Some people are drawn to old homes for their charm, quality construction, and rich histories.
History, however, is why some say they wouldn't dream of living in one particular house in the heart of New Orleans' French Quarter.
The 10,284-square-foot, eight-bedroom property is currently owned by Michael Whalen, an energy trader based in Houston, who listed it for sale on July 4 for $10.25 million, The Wall Street Journal reported last week.
Later that day, the Zillow listing said the property, wnown as the LaLaurie Mansion, was already "pending sale," which broker Patrick Knudsen confirmed to Business Insider. Its current status on Zillow is "active under contract."
At first glance, it's not hard to see why someone with cash to spare would be drawn to the mansion.
Its traditional antebellum exterior is lined with a wraparound Juliette balcony. But inside, the home is decidedly modern, featuring two sets of double parlors, a garage with space for two vehicles, a billiard room, and a wine cellar with enough space for 2,000 bottles. Per the listing, the main house also connects to "servant wings" with two independent apartments.
Before Whalen got his hands on the mansion, actor Nicolas Cage briefly owned it. After failing to pay $151,729 in property taxes, Cage lost it at an auction, local outlet NOLA.com reported. Regions Bank scooped up the mansion for $2.3 million at auction before selling it to Whalen a year later.
Cage is known for many Hollywood flicks, including Disney's 2004 "National Treasure." However, his former home sits on land with a past that's anything but a national treasure.
As the Journal reported, the home was built to replace the original LaLaurie Mansion, which burned down in 1834. The first house was named after socialite Delphine LaLaurie, who lived there with her third husband.
While the 1834 fire broke out, those who arrived at the scene made a grim discovery: Inside the mansion, the LaLauries had been torturing and starving enslaved people they kept locked up in chains.

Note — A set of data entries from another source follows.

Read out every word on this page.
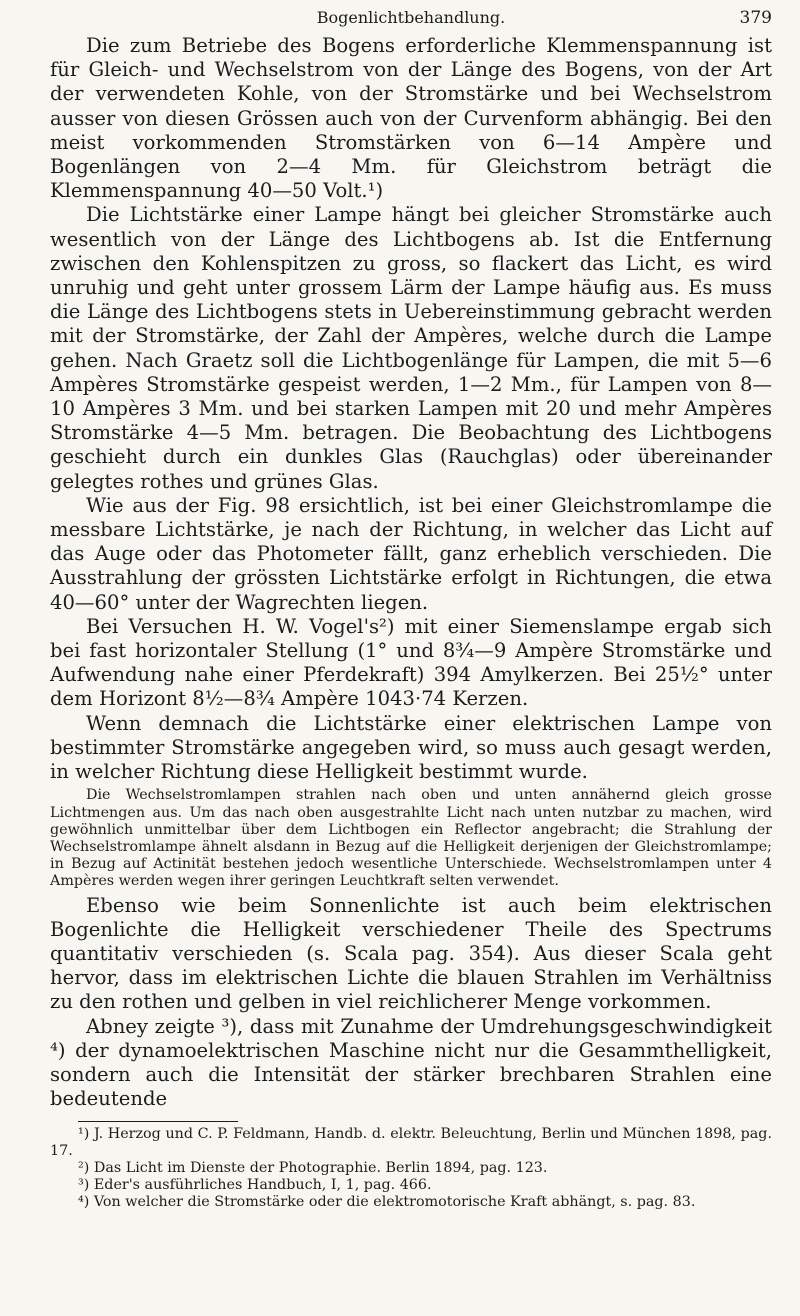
Bogenlichtbehandlung.	379

Die zum Betriebe des Bogens erforderliche Klemmenspannung ist für Gleich- und Wechselstrom von der Länge des Bogens, von der Art der verwendeten Kohle, von der Stromstärke und bei Wechselstrom ausser von diesen Grössen auch von der Curvenform abhängig. Bei den meist vorkommenden Stromstärken von 6—14 Ampère und Bogenlängen von 2—4 Mm. für Gleichstrom beträgt die Klemmenspannung 40—50 Volt.¹)

Die Lichtstärke einer Lampe hängt bei gleicher Stromstärke auch wesentlich von der Länge des Lichtbogens ab. Ist die Entfernung zwischen den Kohlenspitzen zu gross, so flackert das Licht, es wird unruhig und geht unter grossem Lärm der Lampe häufig aus. Es muss die Länge des Lichtbogens stets in Uebereinstimmung gebracht werden mit der Stromstärke, der Zahl der Ampères, welche durch die Lampe gehen. Nach Graetz soll die Lichtbogenlänge für Lampen, die mit 5—6 Ampères Stromstärke gespeist werden, 1—2 Mm., für Lampen von 8—10 Ampères 3 Mm. und bei starken Lampen mit 20 und mehr Ampères Stromstärke 4—5 Mm. betragen. Die Beobachtung des Lichtbogens geschieht durch ein dunkles Glas (Rauchglas) oder übereinander gelegtes rothes und grünes Glas.

Wie aus der Fig. 98 ersichtlich, ist bei einer Gleichstromlampe die messbare Lichtstärke, je nach der Richtung, in welcher das Licht auf das Auge oder das Photometer fällt, ganz erheblich verschieden. Die Ausstrahlung der grössten Lichtstärke erfolgt in Richtungen, die etwa 40—60° unter der Wagrechten liegen.

Bei Versuchen H. W. Vogel's²) mit einer Siemenslampe ergab sich bei fast horizontaler Stellung (1° und 8¾—9 Ampère Stromstärke und Aufwendung nahe einer Pferdekraft) 394 Amylkerzen. Bei 25½° unter dem Horizont 8½—8¾ Ampère 1043·74 Kerzen.

Wenn demnach die Lichtstärke einer elektrischen Lampe von bestimmter Stromstärke angegeben wird, so muss auch gesagt werden, in welcher Richtung diese Helligkeit bestimmt wurde.

Die Wechselstromlampen strahlen nach oben und unten annähernd gleich grosse Lichtmengen aus. Um das nach oben ausgestrahlte Licht nach unten nutzbar zu machen, wird gewöhnlich unmittelbar über dem Lichtbogen ein Reflector angebracht; die Strahlung der Wechselstromlampe ähnelt alsdann in Bezug auf die Helligkeit derjenigen der Gleichstromlampe; in Bezug auf Actinität bestehen jedoch wesentliche Unterschiede. Wechselstromlampen unter 4 Ampères werden wegen ihrer geringen Leuchtkraft selten verwendet.

Ebenso wie beim Sonnenlichte ist auch beim elektrischen Bogenlichte die Helligkeit verschiedener Theile des Spectrums quantitativ verschieden (s. Scala pag. 354). Aus dieser Scala geht hervor, dass im elektrischen Lichte die blauen Strahlen im Verhältniss zu den rothen und gelben in viel reichlicherer Menge vorkommen.

Abney zeigte ³), dass mit Zunahme der Umdrehungsgeschwindigkeit ⁴) der dynamoelektrischen Maschine nicht nur die Gesammthelligkeit, sondern auch die Intensität der stärker brechbaren Strahlen eine bedeutende

¹) J. Herzog und C. P. Feldmann, Handb. d. elektr. Beleuchtung, Berlin und München 1898, pag. 17.

²) Das Licht im Dienste der Photographie. Berlin 1894, pag. 123.

³) Eder's ausführliches Handbuch, I, 1, pag. 466.

⁴) Von welcher die Stromstärke oder die elektromotorische Kraft abhängt, s. pag. 83.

The findings were so horrific that news even made its way across the pond, where British newspaper The Morning Post covered the incident. Upon entering, it reported, witnesses were reportedly met with the "most appalling spectacle," with the people trapped inside tied up by the neck and "horribly mutilated."
While the house survived the flames, it was consequently ransacked and destroyed by outraged locals, costing the LaLauries an estimated $40,000, the equivalent of around $1.4 million today, according to an inflation calculator from Official Data, a site that gathers and analyzes government data.
According to New Orleans Historical, an online project run by the University of New Orleans, the house was rebuilt in 1834 and briefly used as a high school and apartments before becoming a single-family residence once more.
Whalen, the current owner, kept the home private, but its dark history has made it a fixture of many of New Orleans' spooky ghost tours.
While Whalen told the Journal that the grim and ghostly lore surrounding the house didn't "scare" him, it certainly has put off a number of people who learned about the house via the Zillow Gone Wild Instagram account.
"This place needs an exorcism," one user wrote, while another quipped that they couldn't be paid $10 million to live there.
"If I were a billionaire," another commented, "I would buy it and demolish it."